Das Finanzgericht Hamburg hat entschieden, dass die Anwendung des Zinssatzes von 6 % per anno gem. § 238 Abs. 1 AO auf ausgesetzte Steuerbeträge gem. § 237 AO trotz kontinuierlich gesunkenen Zinsniveaus jedenfalls für einen Zinslauf von 2004 bis 2011 nicht gegen die Verfassung verstößt.
Die Kläger hatten eine 1996 erworbene Eigentumswohnung im Jahr 2002 wieder veräußert. Gegen die Berücksichtigung des Veräußerungsgewinns als Einkünfte aus einem privaten Veräußerungsgeschäft legten sie Einspruch ein. Das Finanzamt gewährte ihnen antragsgemäß Aussetzung der Vollziehung und ordnete im Oktober 2004 im Hinblick auf ein Vorlageverfahren beim Bundesverfassungsgericht zur Verfassungsmäßigkeit der rückwirkenden Verlängerung der Spekulationsfrist das Ruhen des Einspruchsverfahrens gemäß § 363 Abs. 2 AO an. Nach Ergehen der Entscheidung des Bundesverfassungsgericht im Juli 2010 hob das Finanzamt die gewährte Aussetzung der Vollziehung auf und setzte auf den ausgesetzten Steuerbetrag, soweit eine Abhilfe in der Sache nicht erfolgte, gemäß §§ 237, 238 AO Aussetzungszinsen von 6% per anno für den Zeitraum von mehr als sechs Jahren fest
Mit ihrer Klage machten die Kläger geltend, die konkrete Zinsfestsetzung sei wegen der überlangen Verfahrensdauer verfassungsrechtswidrig. Die Vorschrift des § 237 AO müsse verfassungskonform dahin ausgelegt werden, dass sie bei überlanger Verfahrensdauer nicht anzuwenden sei und schon gar nicht Zinsen in Höhe von 6% per anno festgesetzt werden dürften.

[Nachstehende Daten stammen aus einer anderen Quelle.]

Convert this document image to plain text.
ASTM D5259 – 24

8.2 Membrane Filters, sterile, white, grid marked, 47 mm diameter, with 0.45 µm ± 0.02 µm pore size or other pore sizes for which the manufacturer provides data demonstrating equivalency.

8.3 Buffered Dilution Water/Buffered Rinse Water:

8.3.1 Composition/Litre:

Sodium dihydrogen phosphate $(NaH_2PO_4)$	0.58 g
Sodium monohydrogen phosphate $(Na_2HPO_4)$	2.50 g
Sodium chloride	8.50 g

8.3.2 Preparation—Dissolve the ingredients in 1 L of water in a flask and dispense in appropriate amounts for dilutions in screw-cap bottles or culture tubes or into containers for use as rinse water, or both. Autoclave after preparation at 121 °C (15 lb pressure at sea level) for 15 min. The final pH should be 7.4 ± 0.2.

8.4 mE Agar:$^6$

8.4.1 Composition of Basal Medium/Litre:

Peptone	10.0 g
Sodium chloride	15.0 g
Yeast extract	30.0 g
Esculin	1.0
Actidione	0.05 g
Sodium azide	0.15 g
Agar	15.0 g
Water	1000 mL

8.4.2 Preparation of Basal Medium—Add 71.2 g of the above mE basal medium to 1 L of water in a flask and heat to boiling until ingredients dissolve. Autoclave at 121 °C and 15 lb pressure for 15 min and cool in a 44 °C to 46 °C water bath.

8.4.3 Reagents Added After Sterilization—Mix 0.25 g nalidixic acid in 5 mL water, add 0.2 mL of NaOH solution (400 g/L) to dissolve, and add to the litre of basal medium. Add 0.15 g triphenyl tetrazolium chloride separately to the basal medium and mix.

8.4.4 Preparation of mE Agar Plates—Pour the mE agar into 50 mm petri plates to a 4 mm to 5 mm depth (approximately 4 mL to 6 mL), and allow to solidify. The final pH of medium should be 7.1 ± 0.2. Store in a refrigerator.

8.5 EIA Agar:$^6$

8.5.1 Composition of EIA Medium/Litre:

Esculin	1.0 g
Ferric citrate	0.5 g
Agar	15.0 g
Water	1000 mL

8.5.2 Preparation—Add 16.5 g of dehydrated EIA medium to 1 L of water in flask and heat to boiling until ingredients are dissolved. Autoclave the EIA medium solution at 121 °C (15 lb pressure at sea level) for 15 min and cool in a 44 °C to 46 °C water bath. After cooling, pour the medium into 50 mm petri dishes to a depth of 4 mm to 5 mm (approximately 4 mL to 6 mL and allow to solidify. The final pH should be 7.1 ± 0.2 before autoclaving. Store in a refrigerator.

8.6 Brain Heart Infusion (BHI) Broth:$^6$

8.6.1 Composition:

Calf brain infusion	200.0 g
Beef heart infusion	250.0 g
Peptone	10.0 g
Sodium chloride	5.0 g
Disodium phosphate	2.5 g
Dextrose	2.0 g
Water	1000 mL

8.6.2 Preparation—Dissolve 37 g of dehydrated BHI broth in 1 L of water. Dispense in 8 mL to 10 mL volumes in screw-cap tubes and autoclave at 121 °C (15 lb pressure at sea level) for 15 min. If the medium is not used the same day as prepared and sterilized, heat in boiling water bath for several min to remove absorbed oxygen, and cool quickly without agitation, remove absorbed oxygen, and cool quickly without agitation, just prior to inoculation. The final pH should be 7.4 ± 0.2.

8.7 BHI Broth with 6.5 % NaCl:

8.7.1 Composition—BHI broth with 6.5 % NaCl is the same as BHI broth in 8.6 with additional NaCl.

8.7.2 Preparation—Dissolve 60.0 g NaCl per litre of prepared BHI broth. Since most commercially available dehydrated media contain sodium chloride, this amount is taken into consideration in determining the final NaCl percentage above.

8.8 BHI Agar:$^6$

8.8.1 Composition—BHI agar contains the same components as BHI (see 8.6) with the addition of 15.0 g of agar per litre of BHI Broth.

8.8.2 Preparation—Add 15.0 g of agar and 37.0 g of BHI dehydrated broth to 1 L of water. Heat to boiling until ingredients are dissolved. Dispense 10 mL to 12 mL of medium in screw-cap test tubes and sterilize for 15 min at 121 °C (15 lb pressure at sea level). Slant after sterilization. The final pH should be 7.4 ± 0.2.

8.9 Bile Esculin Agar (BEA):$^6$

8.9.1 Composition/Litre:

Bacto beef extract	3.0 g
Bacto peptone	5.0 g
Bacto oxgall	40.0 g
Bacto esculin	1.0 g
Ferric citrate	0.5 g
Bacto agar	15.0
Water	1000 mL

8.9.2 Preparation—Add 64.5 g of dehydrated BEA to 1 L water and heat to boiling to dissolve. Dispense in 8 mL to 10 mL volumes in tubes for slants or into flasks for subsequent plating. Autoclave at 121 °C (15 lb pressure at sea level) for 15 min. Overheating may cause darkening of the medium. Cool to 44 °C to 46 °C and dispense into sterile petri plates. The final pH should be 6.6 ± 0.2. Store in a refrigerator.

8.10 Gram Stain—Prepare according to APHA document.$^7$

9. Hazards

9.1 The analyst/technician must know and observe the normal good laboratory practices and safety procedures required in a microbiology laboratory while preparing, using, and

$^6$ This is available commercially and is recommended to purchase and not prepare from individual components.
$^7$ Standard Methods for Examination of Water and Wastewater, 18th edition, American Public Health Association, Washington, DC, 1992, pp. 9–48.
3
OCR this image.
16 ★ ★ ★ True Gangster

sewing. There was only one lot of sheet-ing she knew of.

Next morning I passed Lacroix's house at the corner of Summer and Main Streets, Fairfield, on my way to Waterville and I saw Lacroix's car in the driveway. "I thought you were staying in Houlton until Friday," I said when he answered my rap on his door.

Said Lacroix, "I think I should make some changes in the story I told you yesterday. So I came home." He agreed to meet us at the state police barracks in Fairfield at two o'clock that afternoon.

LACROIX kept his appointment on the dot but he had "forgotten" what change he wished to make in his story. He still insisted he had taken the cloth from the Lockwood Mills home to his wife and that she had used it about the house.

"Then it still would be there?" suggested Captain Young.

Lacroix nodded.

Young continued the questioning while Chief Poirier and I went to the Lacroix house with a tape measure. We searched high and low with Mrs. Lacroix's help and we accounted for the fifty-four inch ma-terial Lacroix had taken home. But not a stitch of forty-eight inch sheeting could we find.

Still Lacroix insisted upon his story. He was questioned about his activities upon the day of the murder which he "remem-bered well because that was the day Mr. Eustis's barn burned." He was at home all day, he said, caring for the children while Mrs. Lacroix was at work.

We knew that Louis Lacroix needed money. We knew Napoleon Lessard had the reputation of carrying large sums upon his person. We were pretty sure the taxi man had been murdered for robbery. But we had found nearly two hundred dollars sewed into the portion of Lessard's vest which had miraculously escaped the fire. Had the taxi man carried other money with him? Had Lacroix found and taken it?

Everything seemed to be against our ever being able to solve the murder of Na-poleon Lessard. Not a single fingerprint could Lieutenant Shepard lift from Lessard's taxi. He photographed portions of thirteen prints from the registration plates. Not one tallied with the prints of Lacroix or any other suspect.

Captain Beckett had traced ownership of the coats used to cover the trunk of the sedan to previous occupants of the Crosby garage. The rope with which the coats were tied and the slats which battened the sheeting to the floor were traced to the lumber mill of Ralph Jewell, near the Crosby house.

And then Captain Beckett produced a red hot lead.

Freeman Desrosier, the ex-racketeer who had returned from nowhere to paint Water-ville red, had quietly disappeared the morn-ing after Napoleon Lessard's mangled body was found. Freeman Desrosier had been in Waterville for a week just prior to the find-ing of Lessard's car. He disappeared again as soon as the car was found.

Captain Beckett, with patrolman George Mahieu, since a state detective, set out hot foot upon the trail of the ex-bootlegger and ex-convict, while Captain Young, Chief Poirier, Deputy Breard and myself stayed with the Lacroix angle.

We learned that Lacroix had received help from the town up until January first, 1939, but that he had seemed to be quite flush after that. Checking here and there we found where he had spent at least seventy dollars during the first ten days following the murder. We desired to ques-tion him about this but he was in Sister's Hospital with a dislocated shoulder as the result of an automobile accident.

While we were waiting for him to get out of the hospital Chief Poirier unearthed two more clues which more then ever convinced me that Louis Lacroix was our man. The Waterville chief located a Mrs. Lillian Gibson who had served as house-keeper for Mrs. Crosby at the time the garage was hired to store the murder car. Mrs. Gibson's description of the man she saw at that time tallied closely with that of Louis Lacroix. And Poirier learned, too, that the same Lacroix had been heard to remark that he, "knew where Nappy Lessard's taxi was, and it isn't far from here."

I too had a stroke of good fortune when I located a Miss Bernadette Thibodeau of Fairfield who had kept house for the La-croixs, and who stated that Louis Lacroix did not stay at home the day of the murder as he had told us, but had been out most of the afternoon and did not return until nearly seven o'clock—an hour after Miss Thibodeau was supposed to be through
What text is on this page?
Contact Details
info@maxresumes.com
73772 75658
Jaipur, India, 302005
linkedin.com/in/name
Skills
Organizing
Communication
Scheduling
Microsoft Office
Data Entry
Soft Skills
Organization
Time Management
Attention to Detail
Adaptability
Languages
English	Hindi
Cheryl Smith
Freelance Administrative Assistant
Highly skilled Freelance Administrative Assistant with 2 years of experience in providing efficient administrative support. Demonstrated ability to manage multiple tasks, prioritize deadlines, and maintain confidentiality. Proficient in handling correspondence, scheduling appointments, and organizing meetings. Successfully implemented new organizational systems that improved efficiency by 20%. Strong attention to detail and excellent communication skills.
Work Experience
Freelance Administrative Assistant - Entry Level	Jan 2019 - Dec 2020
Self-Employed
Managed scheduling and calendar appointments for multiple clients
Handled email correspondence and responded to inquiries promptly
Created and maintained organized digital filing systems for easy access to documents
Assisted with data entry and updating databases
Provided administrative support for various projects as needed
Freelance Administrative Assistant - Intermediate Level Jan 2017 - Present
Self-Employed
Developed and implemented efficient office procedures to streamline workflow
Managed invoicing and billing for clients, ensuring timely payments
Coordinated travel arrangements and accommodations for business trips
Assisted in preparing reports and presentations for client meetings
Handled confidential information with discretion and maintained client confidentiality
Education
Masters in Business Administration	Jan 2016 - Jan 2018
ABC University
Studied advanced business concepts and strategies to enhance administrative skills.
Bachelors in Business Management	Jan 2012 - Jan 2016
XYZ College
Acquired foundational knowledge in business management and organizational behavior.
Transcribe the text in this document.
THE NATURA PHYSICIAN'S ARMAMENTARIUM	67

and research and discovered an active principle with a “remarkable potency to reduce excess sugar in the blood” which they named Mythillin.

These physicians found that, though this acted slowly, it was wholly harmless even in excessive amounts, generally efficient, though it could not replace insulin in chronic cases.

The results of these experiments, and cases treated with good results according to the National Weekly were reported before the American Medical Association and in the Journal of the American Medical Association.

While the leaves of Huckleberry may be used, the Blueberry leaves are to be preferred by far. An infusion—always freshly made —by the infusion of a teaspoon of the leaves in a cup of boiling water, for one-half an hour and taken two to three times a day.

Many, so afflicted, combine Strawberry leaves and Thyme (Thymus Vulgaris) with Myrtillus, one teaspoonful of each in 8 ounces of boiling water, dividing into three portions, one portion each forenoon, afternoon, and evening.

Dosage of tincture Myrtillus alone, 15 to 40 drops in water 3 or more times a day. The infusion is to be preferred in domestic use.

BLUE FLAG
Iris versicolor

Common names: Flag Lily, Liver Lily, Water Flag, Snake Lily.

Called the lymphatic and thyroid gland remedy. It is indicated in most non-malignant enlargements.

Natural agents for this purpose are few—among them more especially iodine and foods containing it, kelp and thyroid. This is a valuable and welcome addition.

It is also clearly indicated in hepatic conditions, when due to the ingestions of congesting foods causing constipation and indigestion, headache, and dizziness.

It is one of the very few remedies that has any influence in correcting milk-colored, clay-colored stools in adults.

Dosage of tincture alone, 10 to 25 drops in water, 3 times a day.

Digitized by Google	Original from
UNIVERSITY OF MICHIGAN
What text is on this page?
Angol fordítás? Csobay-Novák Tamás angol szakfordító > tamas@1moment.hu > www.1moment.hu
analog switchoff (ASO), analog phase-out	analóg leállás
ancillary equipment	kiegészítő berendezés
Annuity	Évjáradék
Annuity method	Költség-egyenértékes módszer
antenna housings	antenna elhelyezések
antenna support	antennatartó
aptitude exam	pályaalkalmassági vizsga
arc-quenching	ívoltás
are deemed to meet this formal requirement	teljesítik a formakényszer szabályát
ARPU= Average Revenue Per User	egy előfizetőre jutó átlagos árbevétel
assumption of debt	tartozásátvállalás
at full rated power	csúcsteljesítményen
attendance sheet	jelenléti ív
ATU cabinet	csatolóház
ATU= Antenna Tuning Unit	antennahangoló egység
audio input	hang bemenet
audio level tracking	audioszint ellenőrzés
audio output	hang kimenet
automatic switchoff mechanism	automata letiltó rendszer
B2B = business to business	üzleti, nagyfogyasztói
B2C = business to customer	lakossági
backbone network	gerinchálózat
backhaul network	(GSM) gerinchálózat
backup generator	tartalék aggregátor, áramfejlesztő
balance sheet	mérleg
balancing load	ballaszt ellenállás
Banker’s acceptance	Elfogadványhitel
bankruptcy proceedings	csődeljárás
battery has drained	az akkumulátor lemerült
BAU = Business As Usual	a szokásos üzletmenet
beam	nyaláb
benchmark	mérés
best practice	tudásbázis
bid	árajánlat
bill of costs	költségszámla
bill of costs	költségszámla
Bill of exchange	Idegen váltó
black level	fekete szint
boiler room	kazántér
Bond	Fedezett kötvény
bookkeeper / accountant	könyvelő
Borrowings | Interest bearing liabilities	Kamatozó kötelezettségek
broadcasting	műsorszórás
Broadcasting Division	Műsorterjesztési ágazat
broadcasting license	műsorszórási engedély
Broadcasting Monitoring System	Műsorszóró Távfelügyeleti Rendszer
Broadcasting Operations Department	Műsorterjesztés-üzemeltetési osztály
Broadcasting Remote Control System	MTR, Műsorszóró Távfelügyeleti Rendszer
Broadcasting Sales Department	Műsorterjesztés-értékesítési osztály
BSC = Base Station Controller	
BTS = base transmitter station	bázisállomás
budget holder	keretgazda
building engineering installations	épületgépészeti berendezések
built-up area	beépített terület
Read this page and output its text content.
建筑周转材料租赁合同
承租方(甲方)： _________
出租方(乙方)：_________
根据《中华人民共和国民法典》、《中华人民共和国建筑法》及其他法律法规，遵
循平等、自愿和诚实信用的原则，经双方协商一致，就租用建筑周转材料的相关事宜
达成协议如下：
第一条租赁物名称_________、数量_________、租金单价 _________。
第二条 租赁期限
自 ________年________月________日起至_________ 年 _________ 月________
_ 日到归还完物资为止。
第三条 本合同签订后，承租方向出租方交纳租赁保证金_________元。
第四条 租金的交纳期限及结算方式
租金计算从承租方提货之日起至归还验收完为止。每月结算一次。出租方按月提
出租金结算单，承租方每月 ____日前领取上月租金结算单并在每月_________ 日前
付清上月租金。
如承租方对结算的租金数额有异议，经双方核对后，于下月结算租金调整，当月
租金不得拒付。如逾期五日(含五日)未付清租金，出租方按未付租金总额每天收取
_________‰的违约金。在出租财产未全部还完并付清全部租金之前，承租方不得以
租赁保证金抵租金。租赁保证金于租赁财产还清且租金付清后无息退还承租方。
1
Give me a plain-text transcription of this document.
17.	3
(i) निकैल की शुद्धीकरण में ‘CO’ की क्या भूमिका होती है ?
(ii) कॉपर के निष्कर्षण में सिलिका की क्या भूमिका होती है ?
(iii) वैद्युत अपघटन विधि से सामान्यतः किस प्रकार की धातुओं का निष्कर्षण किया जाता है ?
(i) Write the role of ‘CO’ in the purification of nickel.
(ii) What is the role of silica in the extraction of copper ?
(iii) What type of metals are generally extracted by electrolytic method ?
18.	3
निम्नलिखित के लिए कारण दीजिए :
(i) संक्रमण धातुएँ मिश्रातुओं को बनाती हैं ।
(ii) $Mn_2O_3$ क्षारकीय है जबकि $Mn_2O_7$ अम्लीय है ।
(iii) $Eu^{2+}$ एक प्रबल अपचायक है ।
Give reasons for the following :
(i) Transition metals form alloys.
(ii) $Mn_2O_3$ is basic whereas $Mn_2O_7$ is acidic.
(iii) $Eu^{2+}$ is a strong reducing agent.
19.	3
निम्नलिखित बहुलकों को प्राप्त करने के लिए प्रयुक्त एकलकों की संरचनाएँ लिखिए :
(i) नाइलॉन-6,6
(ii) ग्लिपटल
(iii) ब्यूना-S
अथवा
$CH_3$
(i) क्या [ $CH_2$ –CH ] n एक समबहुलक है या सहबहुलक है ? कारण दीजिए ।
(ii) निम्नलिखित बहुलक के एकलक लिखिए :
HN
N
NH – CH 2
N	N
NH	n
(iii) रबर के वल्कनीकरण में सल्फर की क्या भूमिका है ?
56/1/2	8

Dem ist das Finanzgericht Hamburg nicht gefolgt.
Nach § 237 Abs. 1 Satz 1 AO ist, soweit ein Einspruch oder eine Anfechtungsklage gegen einen Steuerbescheid, eine Steueranmeldung oder einen Verwaltungsakt, der einen Steuervergütungsbescheid aufhebt und ändert, oder gegen eine Einspruchsentscheidung über einen dieser Verwaltungsakte endgültig keinen Erfolg gehabt hat, der geschuldete Betrag, hinsichtlich dessen die Vollziehung des angefochtenen Verwaltungsakts ausgesetzt wurde, zu verzinsen. Zinsen werden nach Absatz 2 dieser Vorschrift erhoben vom Tag des Eingangs des außergerichtlichen Rechtsbehelfs bei der Behörde, deren Verwaltungsakt angefochten wird, oder vom Tag der Rechtshängigkeit beim Gericht an bis zum Tag, an dem die Aussetzung der Vollziehung endet. Die Zinsen betragen nach § 238 Abs. 1 AO für jeden Monat einhalb Prozent. Sie sind von dem Tag an, an dem der Zinslauf beginnt, nur für volle Monate zu zahlen; angefangene Monate bleiben außer Ansatz.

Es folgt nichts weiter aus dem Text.